• Autorisez-vous à dire « non ». Dire oui à tout est le meilleur moyen de s'épuiser.
• Apprenez à dire non de manière à laisser la porte ouverte aux opportunités : un refus catégorique ne doit jamais se limiter à un seul mot. Dites plutôt : « Non, mais je peux vous proposer une autre solution » ou « Non, mais je peux vous mettre en relation avec quelqu’un qui pourra vous aider. »
• Si vous avez vraiment envie de dire oui mais que vous ne pouvez pas prendre un autre engagement, essayez des formules comme « oui, si » ou « oui, après ».

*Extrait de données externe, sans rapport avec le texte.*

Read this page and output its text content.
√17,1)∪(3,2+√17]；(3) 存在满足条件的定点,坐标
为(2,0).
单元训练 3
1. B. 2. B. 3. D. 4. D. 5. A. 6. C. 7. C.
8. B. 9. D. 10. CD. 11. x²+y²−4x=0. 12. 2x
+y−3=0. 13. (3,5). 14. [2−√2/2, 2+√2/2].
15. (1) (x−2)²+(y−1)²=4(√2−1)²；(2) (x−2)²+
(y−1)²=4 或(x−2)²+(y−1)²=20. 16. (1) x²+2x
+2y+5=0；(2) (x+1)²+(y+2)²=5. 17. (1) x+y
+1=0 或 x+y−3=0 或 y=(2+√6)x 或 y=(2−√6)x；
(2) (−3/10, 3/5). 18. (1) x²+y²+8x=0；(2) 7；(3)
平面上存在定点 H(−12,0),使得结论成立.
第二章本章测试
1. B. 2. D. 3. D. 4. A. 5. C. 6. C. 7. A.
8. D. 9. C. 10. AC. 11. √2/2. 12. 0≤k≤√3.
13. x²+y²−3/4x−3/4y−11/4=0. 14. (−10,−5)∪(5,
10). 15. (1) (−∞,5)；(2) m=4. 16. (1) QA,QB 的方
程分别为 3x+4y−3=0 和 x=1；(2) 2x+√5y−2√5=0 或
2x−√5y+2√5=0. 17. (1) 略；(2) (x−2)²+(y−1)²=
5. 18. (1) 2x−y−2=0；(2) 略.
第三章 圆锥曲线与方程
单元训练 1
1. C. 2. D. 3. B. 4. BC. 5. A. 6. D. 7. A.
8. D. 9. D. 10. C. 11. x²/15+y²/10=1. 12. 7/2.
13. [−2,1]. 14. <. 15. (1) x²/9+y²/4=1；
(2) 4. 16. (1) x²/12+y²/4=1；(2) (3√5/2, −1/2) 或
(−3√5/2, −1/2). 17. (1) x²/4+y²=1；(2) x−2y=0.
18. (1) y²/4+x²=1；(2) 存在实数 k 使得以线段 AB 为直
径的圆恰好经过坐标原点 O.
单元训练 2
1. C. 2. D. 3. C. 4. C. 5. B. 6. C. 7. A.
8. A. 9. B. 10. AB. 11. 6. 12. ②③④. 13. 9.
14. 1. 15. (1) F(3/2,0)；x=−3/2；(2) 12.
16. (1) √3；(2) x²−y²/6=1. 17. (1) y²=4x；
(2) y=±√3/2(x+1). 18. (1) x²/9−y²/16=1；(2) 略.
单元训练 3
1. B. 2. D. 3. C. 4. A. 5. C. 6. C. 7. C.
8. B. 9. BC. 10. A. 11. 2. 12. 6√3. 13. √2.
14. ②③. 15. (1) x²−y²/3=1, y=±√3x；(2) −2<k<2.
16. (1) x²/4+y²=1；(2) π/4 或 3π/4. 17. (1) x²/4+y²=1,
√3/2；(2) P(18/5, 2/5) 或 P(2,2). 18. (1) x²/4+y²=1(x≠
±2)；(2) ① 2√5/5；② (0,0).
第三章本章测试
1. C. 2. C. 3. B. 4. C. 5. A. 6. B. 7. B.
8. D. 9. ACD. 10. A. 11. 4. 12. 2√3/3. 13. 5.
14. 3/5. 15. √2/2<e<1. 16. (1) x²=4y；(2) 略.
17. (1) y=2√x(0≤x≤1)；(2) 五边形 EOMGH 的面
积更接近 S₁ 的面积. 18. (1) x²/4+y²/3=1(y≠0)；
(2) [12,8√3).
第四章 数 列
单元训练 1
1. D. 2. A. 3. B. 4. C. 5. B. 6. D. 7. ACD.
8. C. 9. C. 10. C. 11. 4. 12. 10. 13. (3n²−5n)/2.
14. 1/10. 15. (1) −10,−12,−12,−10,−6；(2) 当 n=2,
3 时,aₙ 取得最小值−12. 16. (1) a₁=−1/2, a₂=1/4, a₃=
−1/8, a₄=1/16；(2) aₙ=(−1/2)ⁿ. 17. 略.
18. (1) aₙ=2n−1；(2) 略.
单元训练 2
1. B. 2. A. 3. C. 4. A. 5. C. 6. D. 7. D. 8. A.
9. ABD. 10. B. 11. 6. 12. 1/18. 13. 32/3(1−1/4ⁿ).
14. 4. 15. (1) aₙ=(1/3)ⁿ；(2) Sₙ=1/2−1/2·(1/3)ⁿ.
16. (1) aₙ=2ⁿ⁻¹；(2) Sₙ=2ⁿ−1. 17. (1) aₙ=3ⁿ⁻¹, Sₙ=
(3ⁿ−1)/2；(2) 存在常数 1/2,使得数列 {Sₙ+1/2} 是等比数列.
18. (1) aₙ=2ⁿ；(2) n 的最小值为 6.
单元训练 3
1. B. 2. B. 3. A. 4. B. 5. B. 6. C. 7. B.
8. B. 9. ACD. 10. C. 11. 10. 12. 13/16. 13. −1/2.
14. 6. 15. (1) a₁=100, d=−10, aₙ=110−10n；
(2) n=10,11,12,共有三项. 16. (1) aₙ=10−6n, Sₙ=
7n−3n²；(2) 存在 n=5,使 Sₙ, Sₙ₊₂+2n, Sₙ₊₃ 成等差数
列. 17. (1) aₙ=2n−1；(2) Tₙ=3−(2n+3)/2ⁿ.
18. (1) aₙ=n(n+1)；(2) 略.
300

Michelle Tillis Lederman, CSP, CPA, PCC, est conférencière, formatrice et auteure spécialisée dans la communication et les relations professionnelles. Elle a été nommée parmi les 25 meilleurs experts en réseautage par Forbes. Son nouveau livre s'intitule « The Connector's Advantage : 7 Mindsets to Grow Your Influence and Impact » (L'avantage du connecteur : 7 mentalités pour développer votre influence et votre impact).https://amzn.to/2YgZhh4).

TRANSCRIPTION

MICHELLE TILLIS LEDERMAN : Dire « non » n'est jamais agréable. On se sent un peu mal à l'aise. On a mauvaise conscience de dire non. Pourtant, dire « non » à quelque chose, c'est dire « oui » à autre chose. Et c'est la première chose à laquelle il faut penser pour s'autoriser à dire non. Mon mari a collé un post-it sur mon ordinateur pendant environ un an avec le mot « non » écrit dessus. Et ça m'a vraiment permis de m'autoriser à dire non et de me rappeler que c'est autorisé. Donc, c'est la première chose à faire. Ensuite, il faut réfléchir à la manière de dire non et de dire oui. Parce que les réponses à « oui » et à « non » ne se résument jamais à un seul mot. Ma formule préférée pour dire « non », c'est « non, mais… » « Non, pas maintenant. Non, mais je pourrais faire ceci à la place. Non, mais cette personne pourrait être intéressée. » J'essaie de dire « non » en laissant la porte ouverte à un « oui » plus tard.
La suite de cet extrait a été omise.